Biden was the spiker, the poet to Kaufman’s engineer, all right-brain fluidity and spontaneity. While Biden’s effusiveness makes for good hot mic fodder, Kaufman dismisses this gaffe-prone, foot-in-mouth version of Biden. “That’s caricature,” he says in the oral history. “That’s not Joe Biden.”

He also dismisses the notion that Biden was too old, too male and too white to win the Democratic nomination in 2008, a year that featured leading female and black contenders. “I really believe if Obama had not surged, we would have caught fire,” he said.

When the Obama-Biden ticket triumphed that November, the career senator had to adjust to a new role. “It was a gigantic change for him,” Kaufman said. “He’d never worked for anybody in his life. At that age, after 40 years, it’s incredible show of character.”

Biden knows something about building character. Just weeks after the 1972 election, his wife Neilia and daughter Naomi were killed in a car crash. This year, he lost Beau, his eldest son and Delaware’s attorney general, to brain cancer.

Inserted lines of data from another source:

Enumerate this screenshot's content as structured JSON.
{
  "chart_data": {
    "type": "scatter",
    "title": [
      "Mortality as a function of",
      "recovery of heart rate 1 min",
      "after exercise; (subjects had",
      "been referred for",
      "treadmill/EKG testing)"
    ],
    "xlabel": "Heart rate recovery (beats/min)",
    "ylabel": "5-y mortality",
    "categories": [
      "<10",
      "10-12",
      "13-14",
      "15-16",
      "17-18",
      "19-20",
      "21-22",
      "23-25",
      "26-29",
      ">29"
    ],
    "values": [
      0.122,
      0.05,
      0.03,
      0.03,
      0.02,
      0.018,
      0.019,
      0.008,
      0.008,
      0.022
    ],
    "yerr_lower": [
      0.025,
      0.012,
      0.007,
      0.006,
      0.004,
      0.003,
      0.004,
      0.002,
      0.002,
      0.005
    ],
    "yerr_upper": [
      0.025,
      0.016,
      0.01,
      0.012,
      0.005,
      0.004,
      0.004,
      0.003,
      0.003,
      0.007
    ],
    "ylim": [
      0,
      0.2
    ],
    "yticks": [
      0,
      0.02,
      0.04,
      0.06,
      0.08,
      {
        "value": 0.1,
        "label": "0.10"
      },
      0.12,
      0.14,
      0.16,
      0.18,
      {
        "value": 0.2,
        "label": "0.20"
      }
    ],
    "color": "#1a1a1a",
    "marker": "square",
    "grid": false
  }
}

Beau was widely considered to be the inheritor of his father’s mantle. Though unmistakably Bidenesque in his earnestness, Beau was more tempered than his father, more measured. Biden was a senator, but Beau was senatorial.

“The [Senate] appointment would have been his, I’m sure, if he wanted it,” Kaufman said. Instead, Beau chose to remain attorney general. When higher office again beckoned in 2010, he refused, choosing instead to oversee prosecution of Earl Bradley, a Delaware pediatrician responsible for sexually assaulting more than 100 children.

Beau’s death has been alternately cited as Biden’s impetus for considering a 2016 presidential bid, and the reason he decided against it. Kaufman won’t say. He watched Beau grow up, and when Kaufman thinks about him, politics are far from his mind. “I feel inarticulate, because when someone dies, people say, they always find the good things about the deceased,” Kaufman said. “But he was extraordinary. That’s what made grieving – ”

He stopped. Shook his head. “I was very close,” he said, his voice thick. “Am very close.”

Kaufman has his own life. He has three daughters and seven grandchildren. He serves on the board of the National Democratic Institute, the Institute for International Education, and several other nonprofit organizations. He’s a voracious reader, and he opens his Goodreads app to rattle off a menu of crime and spy writers: Dick Francis. Harold Cohen. John Le Carre. Alan Furst. George Pelecanos. “I gotta get back to George Pelecanos,” he said.

“When I left Biden’s office, I swore I’d never work for anybody again,” he said.